Members of BlackPush Inc., H.O.P.E. Hustlers, Concerned Black Clergy of Atlanta and other organizations gathered inside the First Iconium Baptist Church’s gymnasium on Friday afternoon to acknowledge the uptick in gun violence in the city, and recognize the lives lost this year to the recurring issue.

State representatives, clergymen and attendees called for social and political action from local politicians and community members, and released 151 orange balloons into the sky to commemorate the 151 Atlanta residents who died by firearm homicide in 2022.

Friday marked the church’s first memorial event dedicated to gun homicide victims and their families, held in accordance with Gun Violence Awareness Day.  The event began with spokespeople listing all victims by name, who ranged in age from infants to elders.

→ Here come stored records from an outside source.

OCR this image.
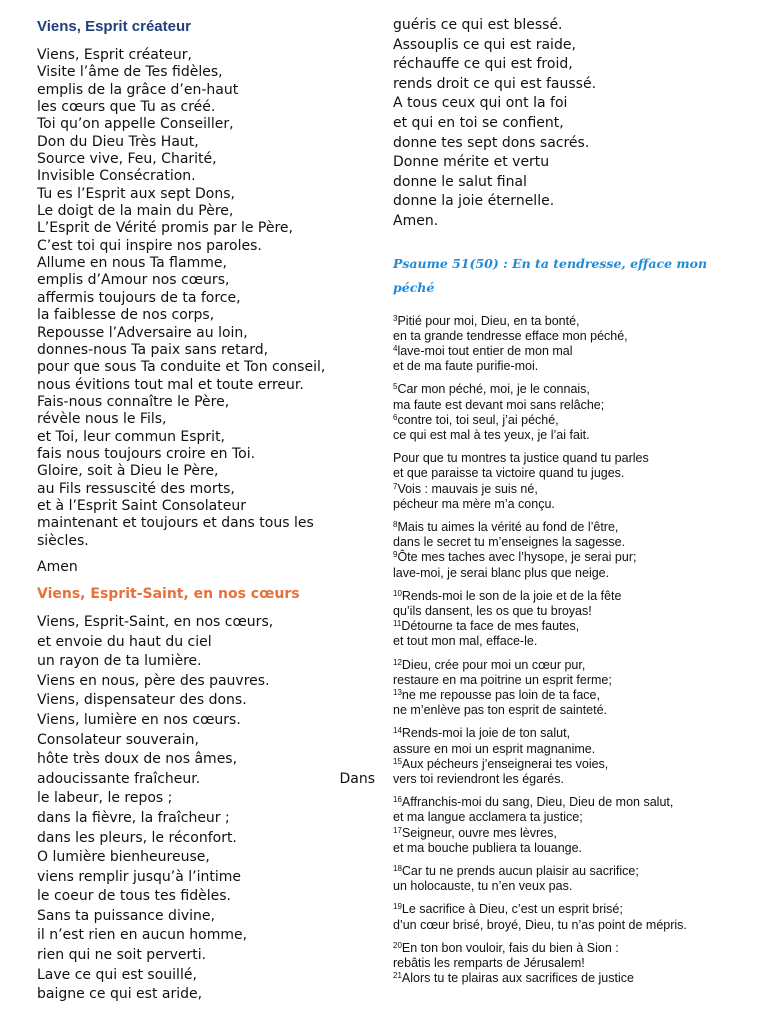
Viens, Esprit créateur
Viens, Esprit créateur,
Visite l’âme de Tes fidèles,
emplis de la grâce d’en-haut
les cœurs que Tu as créé.
Toi qu’on appelle Conseiller,
Don du Dieu Très Haut,
Source vive, Feu, Charité,
Invisible Consécration.
Tu es l’Esprit aux sept Dons,
Le doigt de la main du Père,
L’Esprit de Vérité promis par le Père,
C’est toi qui inspire nos paroles.
Allume en nous Ta flamme,
emplis d’Amour nos cœurs,
affermis toujours de ta force,
la faiblesse de nos corps,
Repousse l’Adversaire au loin,
donnes-nous Ta paix sans retard,
pour que sous Ta conduite et Ton conseil,
nous évitions tout mal et toute erreur.
Fais-nous connaître le Père,
révèle nous le Fils,
et Toi, leur commun Esprit,
fais nous toujours croire en Toi.
Gloire, soit à Dieu le Père,
au Fils ressuscité des morts,
et à l’Esprit Saint Consolateur
maintenant et toujours et dans tous les
siècles.
Amen
Viens, Esprit-Saint, en nos cœurs
Viens, Esprit-Saint, en nos cœurs,
et envoie du haut du ciel
un rayon de ta lumière.
Viens en nous, père des pauvres.
Viens, dispensateur des dons.
Viens, lumière en nos cœurs.
Consolateur souverain,
hôte très doux de nos âmes,
adoucissante fraîcheur.	Dans
le labeur, le repos ;
dans la fièvre, la fraîcheur ;
dans les pleurs, le réconfort.
O lumière bienheureuse,
viens remplir jusqu’à l’intime
le coeur de tous tes fidèles.
Sans ta puissance divine,
il n’est rien en aucun homme,
rien qui ne soit perverti.
Lave ce qui est souillé,
baigne ce qui est aride,
guéris ce qui est blessé.
Assouplis ce qui est raide,
réchauffe ce qui est froid,
rends droit ce qui est faussé.
A tous ceux qui ont la foi
et qui en toi se confient,
donne tes sept dons sacrés.
Donne mérite et vertu
donne le salut final
donne la joie éternelle.
Amen.
Psaume 51(50) : En ta tendresse, efface mon péché
$^3$Pitié pour moi, Dieu, en ta bonté,
en ta grande tendresse efface mon péché,
$^4$lave-moi tout entier de mon mal
et de ma faute purifie-moi.
$^5$Car mon péché, moi, je le connais,
ma faute est devant moi sans relâche;
$^6$contre toi, toi seul, j’ai péché,
ce qui est mal à tes yeux, je l’ai fait.
Pour que tu montres ta justice quand tu parles
et que paraisse ta victoire quand tu juges.
$^7$Vois : mauvais je suis né,
pécheur ma mère m’a conçu.
$^8$Mais tu aimes la vérité au fond de l’être,
dans le secret tu m’enseignes la sagesse.
$^9$Ôte mes taches avec l’hysope, je serai pur;
lave-moi, je serai blanc plus que neige.
$^{10}$Rends-moi le son de la joie et de la fête
qu’ils dansent, les os que tu broyas!
$^{11}$Détourne ta face de mes fautes,
et tout mon mal, efface-le.
$^{12}$Dieu, crée pour moi un cœur pur,
restaure en ma poitrine un esprit ferme;
$^{13}$ne me repousse pas loin de ta face,
ne m’enlève pas ton esprit de sainteté.
$^{14}$Rends-moi la joie de ton salut,
assure en moi un esprit magnanime.
$^{15}$Aux pécheurs j’enseignerai tes voies,
vers toi reviendront les égarés.
$^{16}$Affranchis-moi du sang, Dieu, Dieu de mon salut,
et ma langue acclamera ta justice;
$^{17}$Seigneur, ouvre mes lèvres,
et ma bouche publiera ta louange.
$^{18}$Car tu ne prends aucun plaisir au sacrifice;
un holocauste, tu n’en veux pas.
$^{19}$Le sacrifice à Dieu, c’est un esprit brisé;
d’un cœur brisé, broyé, Dieu, tu n’as point de mépris.
$^{20}$En ton bon vouloir, fais du bien à Sion :
rebâtis les remparts de Jérusalem!
$^{21}$Alors tu te plairas aux sacrifices de justice
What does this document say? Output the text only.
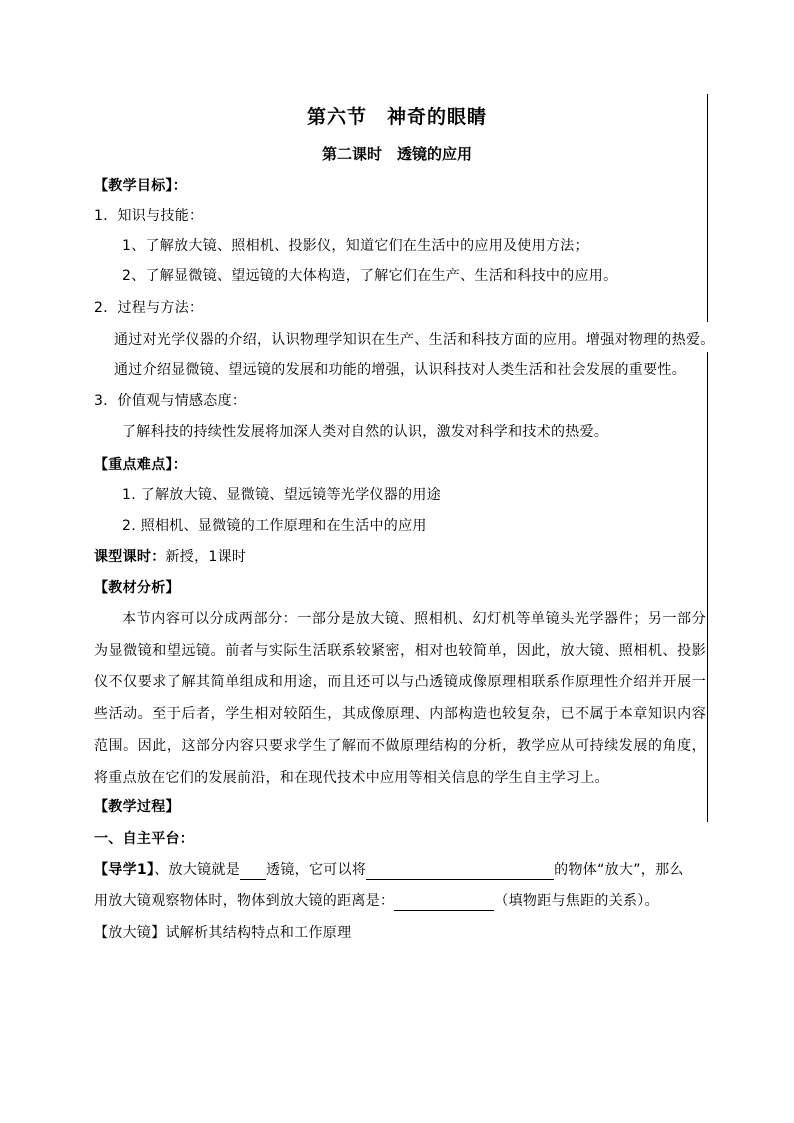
第六节　神奇的眼睛
第二课时　透镜的应用
【教学目标】：
1．知识与技能：
1、了解放大镜、照相机、投影仪，知道它们在生活中的应用及使用方法；
2、了解显微镜、望远镜的大体构造，了解它们在生产、生活和科技中的应用。
2．过程与方法：
通过对光学仪器的介绍，认识物理学知识在生产、生活和科技方面的应用。增强对物理的热爱。
通过介绍显微镜、望远镜的发展和功能的增强，认识科技对人类生活和社会发展的重要性。
3．价值观与情感态度：
了解科技的持续性发展将加深人类对自然的认识，激发对科学和技术的热爱。
【重点难点】：
1. 了解放大镜、显微镜、望远镜等光学仪器的用途
2. 照相机、显微镜的工作原理和在生活中的应用
课型课时：新授，1课时
【教材分析】
本节内容可以分成两部分：一部分是放大镜、照相机、幻灯机等单镜头光学器件；另一部分为显微镜和望远镜。前者与实际生活联系较紧密，相对也较简单，因此，放大镜、照相机、投影仪不仅要求了解其简单组成和用途，而且还可以与凸透镜成像原理相联系作原理性介绍并开展一些活动。至于后者，学生相对较陌生，其成像原理、内部构造也较复杂，已不属于本章知识内容范围。因此，这部分内容只要求学生了解而不做原理结构的分析，教学应从可持续发展的角度，将重点放在它们的发展前沿，和在现代技术中应用等相关信息的学生自主学习上。
【教学过程】
一、自主平台：
【导学1】、放大镜就是 透镜，它可以将	的物体“放大”，那么
用放大镜观察物体时，物体到放大镜的距离是：	（填物距与焦距的关系）。
【放大镜】试解析其结构特点和工作原理
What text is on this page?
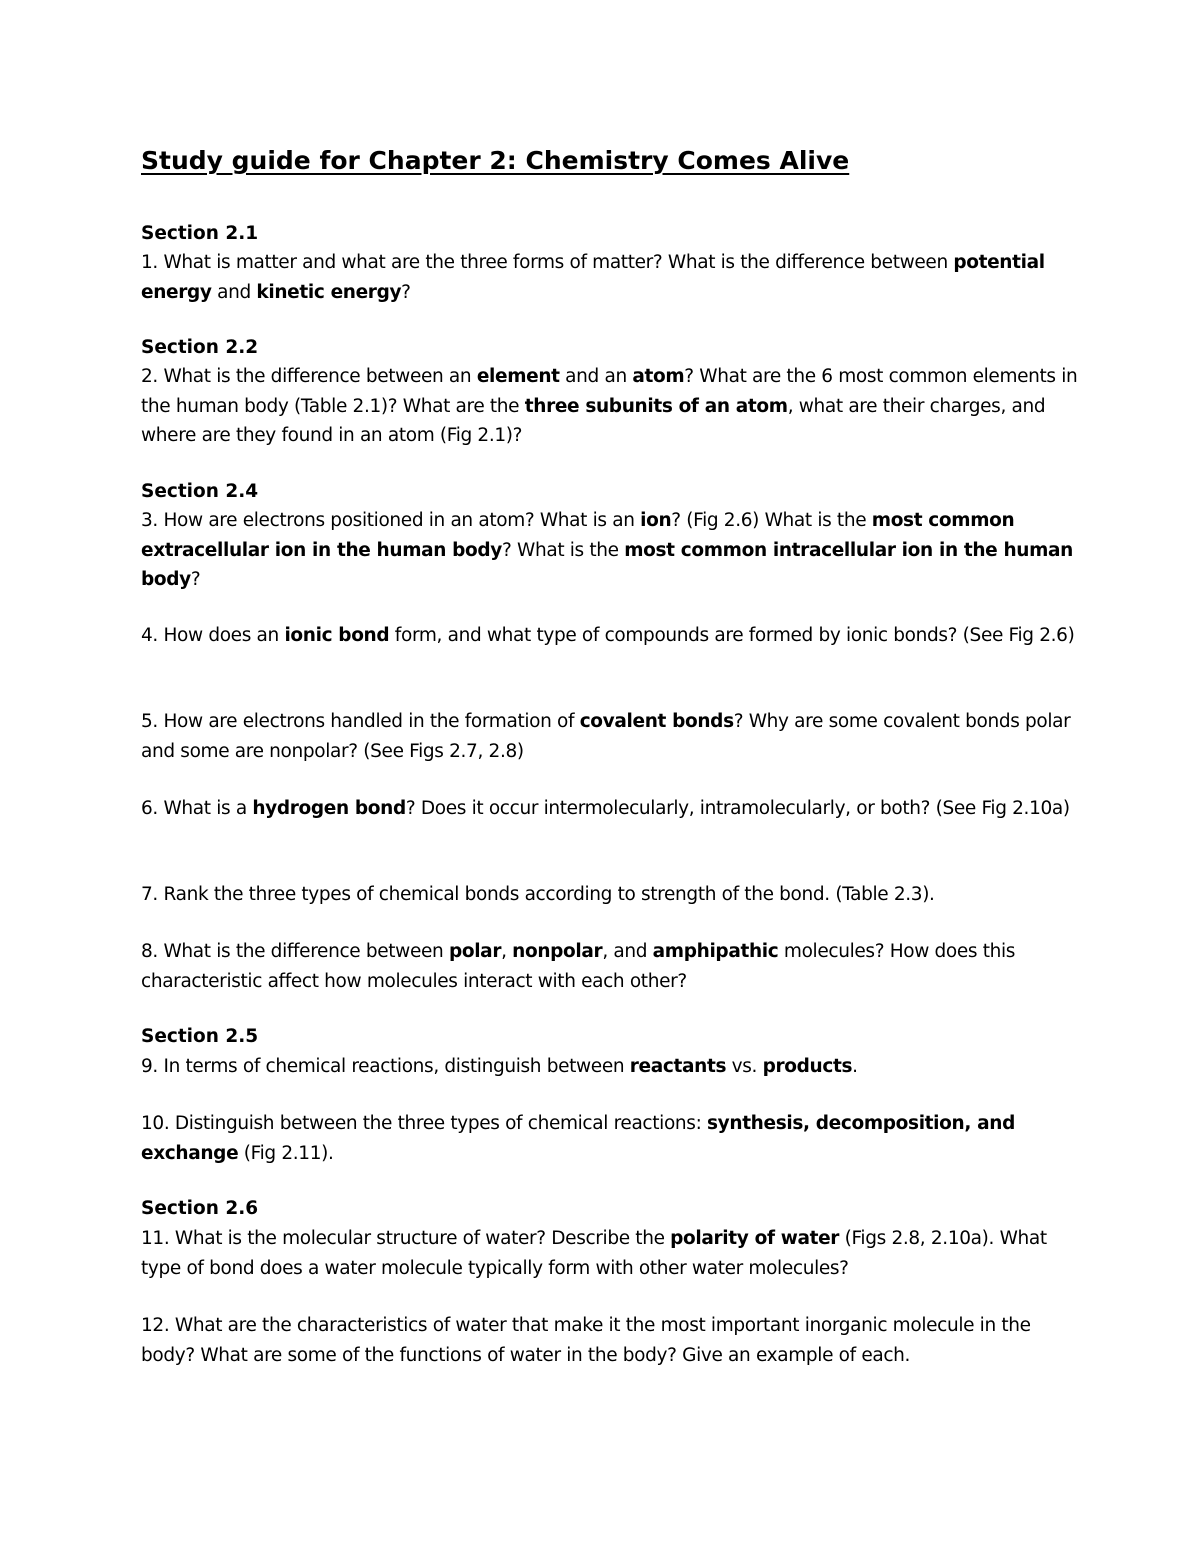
Study guide for Chapter 2: Chemistry Comes Alive
Section 2.1

1. What is matter and what are the three forms of matter? What is the difference between potential energy and kinetic energy?

Section 2.2

2. What is the difference between an element and an atom? What are the 6 most common elements in the human body (Table 2.1)? What are the three subunits of an atom, what are their charges, and where are they found in an atom (Fig 2.1)?

Section 2.4

3. How are electrons positioned in an atom? What is an ion? (Fig 2.6) What is the most common extracellular ion in the human body? What is the most common intracellular ion in the human body?

4. How does an ionic bond form, and what type of compounds are formed by ionic bonds? (See Fig 2.6)

5. How are electrons handled in the formation of covalent bonds? Why are some covalent bonds polar and some are nonpolar? (See Figs 2.7, 2.8)

6. What is a hydrogen bond? Does it occur intermolecularly, intramolecularly, or both? (See Fig 2.10a)

7. Rank the three types of chemical bonds according to strength of the bond. (Table 2.3).

8. What is the difference between polar, nonpolar, and amphipathic molecules? How does this characteristic affect how molecules interact with each other?

Section 2.5

9. In terms of chemical reactions, distinguish between reactants vs. products.

10. Distinguish between the three types of chemical reactions: synthesis, decomposition, and exchange (Fig 2.11).

Section 2.6

11. What is the molecular structure of water? Describe the polarity of water (Figs 2.8, 2.10a). What type of bond does a water molecule typically form with other water molecules?

12. What are the characteristics of water that make it the most important inorganic molecule in the body? What are some of the functions of water in the body? Give an example of each.
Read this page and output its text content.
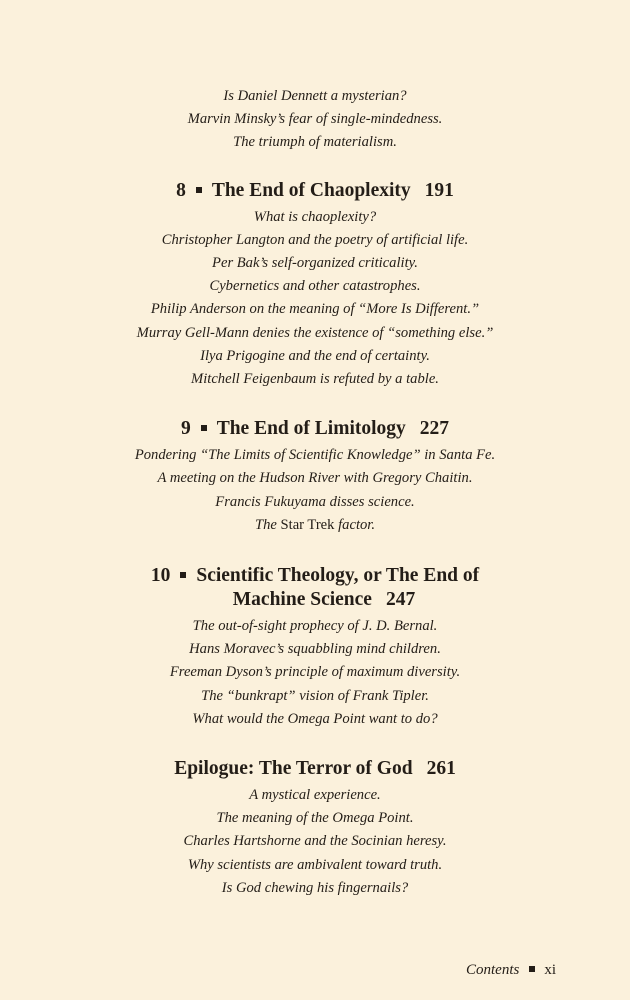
Is Daniel Dennett a mysterian?
Marvin Minsky’s fear of single-mindedness.
The triumph of materialism.
8 The End of Chaoplexity 191
What is chaoplexity?
Christopher Langton and the poetry of artificial life.
Per Bak’s self-organized criticality.
Cybernetics and other catastrophes.
Philip Anderson on the meaning of “More Is Different.”
Murray Gell-Mann denies the existence of “something else.”
Ilya Prigogine and the end of certainty.
Mitchell Feigenbaum is refuted by a table.
9 The End of Limitology 227
Pondering “The Limits of Scientific Knowledge” in Santa Fe.
A meeting on the Hudson River with Gregory Chaitin.
Francis Fukuyama disses science.
The Star Trek factor.
10 Scientific Theology, or The End of
Machine Science 247
The out-of-sight prophecy of J. D. Bernal.
Hans Moravec’s squabbling mind children.
Freeman Dyson’s principle of maximum diversity.
The “bunkrapt” vision of Frank Tipler.
What would the Omega Point want to do?
Epilogue: The Terror of God 261
A mystical experience.
The meaning of the Omega Point.
Charles Hartshorne and the Socinian heresy.
Why scientists are ambivalent toward truth.
Is God chewing his fingernails?
Contents xi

The Reverend Timothy McDonald, pastor of First Iconium Baptist Church, said before the balloon release to view each life lost as an individual who left family and friends behind.
“We have to be careful that we don’t allow a name to become a statistic,” McDonald said. “That’s somebody’s son, somebody’s daughter, somebody’s father – not just a statistic.” 
McDonald also encouraged attendees to continue fighting for the political change they want to see occur within their communities.

“We’ve got to do more than talk about it,” Reverend Timothy McDonald, pastor of First Iconium Baptist Church (not shown) said. “We’ve got to be about it.” Photo by Janelle Ward/The Atlanta Voice

“We’ve got to do more than talk about it,” McDonald said. “We’ve got to be about it.” 
The event brought together grieving parents and community members, many of whom began nonprofit organizations as a result of losing a loved one. The memorial also inspired Sheila Isong, a representative from Giffords, former Arizona Congresswoman Gabby Giffords’ nonprofit organization protesting American gun violence, to fly in from Washington and pledge solidarity with Atlanta’s hurting communities.

Isong, engagement director at Giffords, said she refers to the country’s gun violence issue as an epidemic and a public health crisis. She also said gun violence doesn’t discriminate based on skin color, social status, or any other personal factor of identification.
“It doesn’t matter what you look like, where you’re from, your color, your age, what church you go to,” Isong said. “A bullet will kill you at close range.”

Representatives Sandra Scott and Kim Schofield, serving Georgia’s 76th and 60th districts, respectively, appeared in support of the victims and their families, as well.
Schofield said district lines are unimportant when issues like gun violence plague Atlanta’s Black community as a whole.

“The line might say this isn’t my district,” Schofield said. “But these are my people.”